Infusing Perception with Imagination
Derek H. Brown
Imagination is involved in most if not all of our perceptions.1 One could sustain this thesis by arguing that most perceptions are cognitively penetrable and that this cognitive influence involves the imagination.2 Alternatively, perhaps at a more basic (i.e., less cognitive) level perception often involves ‘elements’ which are present to us in experience but not ‘given’ to us by the world. Such elements, on this view, are created by our perceptual systems using its capacity for imagination. What is phenomenally present as absent [PPA] is one candidate for such an imaginative contribution.3 My interest is in a different one, the equally robust capacity for our vision systems to turn the thoroughly ambiguous information the world provides us with into determinate perceptual contents.

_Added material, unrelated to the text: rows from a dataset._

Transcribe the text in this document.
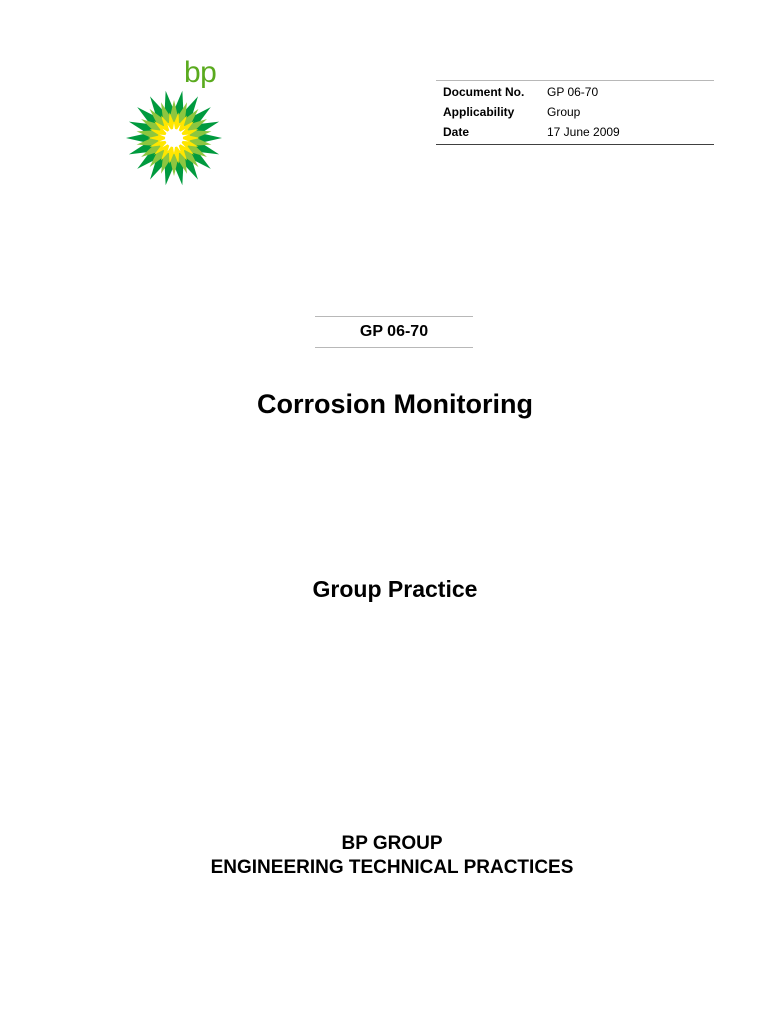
bp
Document No.	GP 06-70
Applicability	Group
Date	17 June 2009
GP 06-70
Corrosion Monitoring
Group Practice
BP GROUP
ENGINEERING TECHNICAL PRACTICES
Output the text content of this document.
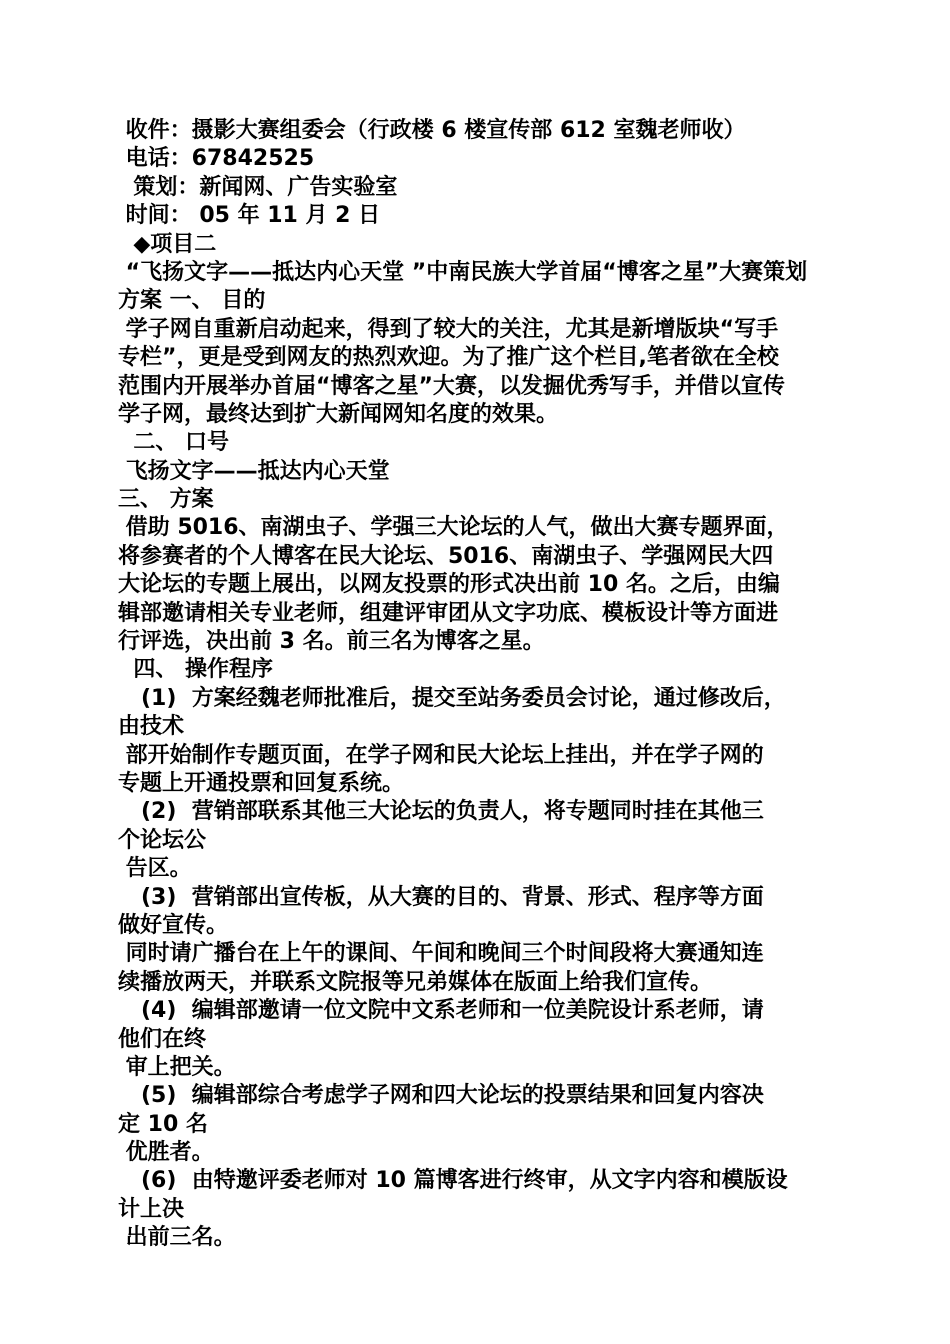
收件：摄影大赛组委会（行政楼 6 楼宣传部 612 室魏老师收）
电话：67842525
策划：新闻网、广告实验室
时间： 05 年 11 月 2 日
◆项目二
“飞扬文字——抵达内心天堂 ”中南民族大学首届“博客之星”大赛策划
方案 一、 目的
学子网自重新启动起来，得到了较大的关注，尤其是新增版块“写手
专栏”，更是受到网友的热烈欢迎。为了推广这个栏目,笔者欲在全校
范围内开展举办首届“博客之星”大赛，以发掘优秀写手，并借以宣传
学子网，最终达到扩大新闻网知名度的效果。
二、 口号
飞扬文字——抵达内心天堂
三、 方案
借助 5016、南湖虫子、学强三大论坛的人气，做出大赛专题界面，
将参赛者的个人博客在民大论坛、5016、南湖虫子、学强网民大四
大论坛的专题上展出，以网友投票的形式决出前 10 名。之后，由编
辑部邀请相关专业老师，组建评审团从文字功底、模板设计等方面进
行评选，决出前 3 名。前三名为博客之星。
四、 操作程序
(1)  方案经魏老师批准后，提交至站务委员会讨论，通过修改后，
由技术
部开始制作专题页面，在学子网和民大论坛上挂出，并在学子网的
专题上开通投票和回复系统。
(2)  营销部联系其他三大论坛的负责人，将专题同时挂在其他三
个论坛公
告区。
(3)  营销部出宣传板，从大赛的目的、背景、形式、程序等方面
做好宣传。
同时请广播台在上午的课间、午间和晚间三个时间段将大赛通知连
续播放两天，并联系文院报等兄弟媒体在版面上给我们宣传。
(4)  编辑部邀请一位文院中文系老师和一位美院设计系老师，请
他们在终
审上把关。
(5)  编辑部综合考虑学子网和四大论坛的投票结果和回复内容决
定 10 名
优胜者。
(6)  由特邀评委老师对 10 篇博客进行终审，从文字内容和模版设
计上决
出前三名。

I examine some ambiguous stimuli (e.g., a wire cube, the floating man illusion) to construct a model by which one can describe both the ‘given’ ambiguous information and its relation to the determinate contents our states have when we perceive such stimuli.4 I then argue that the transition from this partially determinate ‘given’ information to the more fully determinate perceptual contents is plausibly achieved by a creative mental process that is aptly called ‘imagination’. This imaginative contribution can in turn explain some processes occurring at early stages of shape and colour perceptions, in particular those yielding perceptual constancies.5 Given that such processes are involved in most if not all of our perceptions, it follows that so too is imagination, and in a basic, non-trivial way.6
Finally, I contrast this contribution of imagination with the relevant PPA contributions. Using the floating man illusion as a guide [see attached], the thought is as follows. PPA is involved in both perceptions of this stimulus as a floating man and ones of it as a man standing behind a wet spot, for both perceptions involve, for example, experiencing the ‘man elements’ to be a man as opposed to merely the surface of a man. However, this imaginative contribution is not what is needed to explain the disambiguation performed by our vision systems. Instead, such an explanation requires, for example, a mechanism whereby the vision system can interpret the information it receives regarding the distance between the man’s feet and the dark patch to have a vertical component, and alternatively to have a purely horizontal one. In the former case the dark patch is under the man’s feet, in the latter it is in front of them. We can describe this mechanism as consisting of the vision system making a creative judgement about how these informational bits are actually related to one another. Importantly, such mechanisms can in theory be applied by a vision system which interprets the scene to be composed of mere surfaces: the difference between seeing the dark patch as being under the ‘feet elements’ or in front of them does not hinge on whether these elements are seen as mere surfaces or as actual three-dimensional objects. Therefore this disambiguating mechanism is plausibly not an utilization of our vision system’s capacity for PAA contributions, but instead of an equally-basic but distinct capacity to interpret or represent the relations between what is phenomenally present. And its creative characteristic makes it plausibly an imaginative contribution.
1 This idea has been defended by Kant, Merleau Ponty and P. F. Strawson among others. I. Kant, Critique of Pure Reason, A120. M. Merleau Ponty, The Phenomenology of Perception. P. Strawson (1970), Imagination and Perception, in L. Foster & J. Swanson, eds., Experience and Theory, pp. 31-54: Univ. Mass. Press. Here are two recent examples. M. Pendlebury (1996), The role of imagination in Perception, South African Journal of Philosophy, 15 (4), 133-47. K. Lennon (2010), Re-enchanting the world: The role of imagination and perception, Philosophy, 85, doi: 10.1017/S0031819110000239.
2 I think this is a fair reading of Strawson (1970). More recently, although Macpherson doesn’t argue that most perceptions are cognitively penetrable, she does argue that some are, and suggests that this influence is achieved by utilizing the imagination. One could thus use her contribution as a base camp from which to argue for the ubiquity of cognitive penetration and the more general conclusion that most perceptions involve imagination. See her (forthcoming), Cognitive penetration of colour experience: Rethinking the issue in light of an indirect mechanism. Philosophy and Phenomenological Research.
3 E.g., the fact that we often see partially occluded objects to be ‘whole’ as opposed to ‘cut-up’ at the points of occlusion; the fact that we often see what is perceived as consisting of whole three-dimensional objects instead of as merely the surfaces that are presented to us by the world, etc.
4 My guide here is Gupta’s thesis of the functionality of the given. See his (2006), Empiricism and Experience: Oxford University Press. Also see Pendlebury (1996).
5 It is reasonable to hold that perceptual constancies are experienced by normal humans from fairly early stages of development, and by many non-human animals. Such experiences are thus suitably encapsulated from cognitive penetration to be deemed part of ‘early vision’ in Pylyshyn’s sense. However, note that my personal view is that even these are cognitively penetrable by adult humans.
6 I will likely not have time to address how this sense of ‘imagine’ fits with, e.g., the sense utilized when we ignore our occurrent perceptions and try to ‘imagine’ something, although Macpherson’s (forthcoming) ‘indirect mechanism’ is an intriguing attempt to bridge this gap.